The Joyce Julius numbers show that Gordon’s Daytona 500 win was worth over $9 million to DuPont in primary race coverage; but his appearances on so many television and media outlets in the following week probably doubled that exposure to non-racing audiences. Thus, if the DuPont sponsorship costs $20 million a year (a common guess for DuPont’s spending on primary and at-track cost), the company hopes to get $100 million a year back in exposure. In one week out of thirty-eight, Gordon generated almost a fifth of what DuPont expects for the year, not to mention the positive intangibles he generates. When people wonder about whether DuPont will renew its sponsorship of Gordon’s car in the face of its financial challenges, it’s numbers like this to think about: for a week, no one asked questions about the EPA or lawsuits or anything uncomfortable. Instead, they saw DuPont as a winner, a positive contributor–whether it was on ESPN or Live with Regis and Kelly. That’s part of the reason companies want to sponsor a winner–his success makes them look good.

These factors show why, first of all, sponsorship is so expensive and sponsors so concerned about whom they sponsor–this is Big Money we’re talking about.
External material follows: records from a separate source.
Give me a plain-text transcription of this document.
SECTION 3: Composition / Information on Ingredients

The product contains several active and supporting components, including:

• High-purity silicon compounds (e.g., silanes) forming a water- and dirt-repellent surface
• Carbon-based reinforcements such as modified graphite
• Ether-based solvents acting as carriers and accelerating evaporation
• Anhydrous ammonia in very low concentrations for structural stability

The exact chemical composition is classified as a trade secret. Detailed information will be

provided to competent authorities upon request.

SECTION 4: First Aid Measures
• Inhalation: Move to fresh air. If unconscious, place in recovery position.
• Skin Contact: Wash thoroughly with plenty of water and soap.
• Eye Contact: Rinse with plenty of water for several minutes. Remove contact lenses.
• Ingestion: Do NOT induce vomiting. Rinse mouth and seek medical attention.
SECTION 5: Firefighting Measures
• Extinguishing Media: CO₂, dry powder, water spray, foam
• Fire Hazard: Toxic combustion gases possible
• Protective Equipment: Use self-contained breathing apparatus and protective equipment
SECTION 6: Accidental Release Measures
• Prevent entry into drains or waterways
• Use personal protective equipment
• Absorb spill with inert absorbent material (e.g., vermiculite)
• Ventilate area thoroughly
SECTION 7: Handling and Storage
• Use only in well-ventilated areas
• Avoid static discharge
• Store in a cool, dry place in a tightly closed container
NASCAR fans are phenomenally loyal to NASCAR sponsors; a recent survey by Rhode Island firm Performance Research showed that 57% had a higher level of trust in products from NASCAR sponsors, while a whopping 71% said that they frequently or always chose a product from a NASCAR sponsor over a similar product from a non-NASCAR sponsor because of that sponsorship. But very few companies have balance sheets healthy enough to spend $10 to $20 million on new advertising–a NASCAR sponsorship either has to replace another advertising venture or be guaranteed to return enough income to be worth it. Most companies with those kinds of advertising budgets are already in NASCAR or, in the case of the telecommunications industry, closed out because of the NEXTEL sponsorship. the markets least tapped with that kind of money are consumer electronics, family foods, and hard liquor–and as you know, NASCAR opened the door to hard liquor sponsors this year, though so far to mixed approval. For what it’s worth, the experts expect consumer electronics to come in with Toyota in 2007–and if you don’t believe Toyota is on its way into the Busch and Cup series, watch its new “Made in America–Moving Forward” TV ads.

Racing never gets cheaper, no matter what “cost-savings” strategies the folks in Daytona Beach implement. Teams simply find other places to spend the money they used to put into qualifying engines or practice equipment or so forth. The number of deep-pockets sponsors who can keep at least 35 healthy teams on the track is very limited. Though NASCAR hates to admit it and tries its best to counteract their presence, sponsors have the whip hand in racing right now. Race teams need to worry not only about success on the track but successful marketing off it to keep their sponsors happy. That’s why NASCAR is moving races to bigger media markets, trying to build tracks in areas important to its sponsors, and even flirting with international events. The sponsors are where the money is–and in NASCAR, “Show me the money” has always been as powerful as “Gentlemen, start your engines.”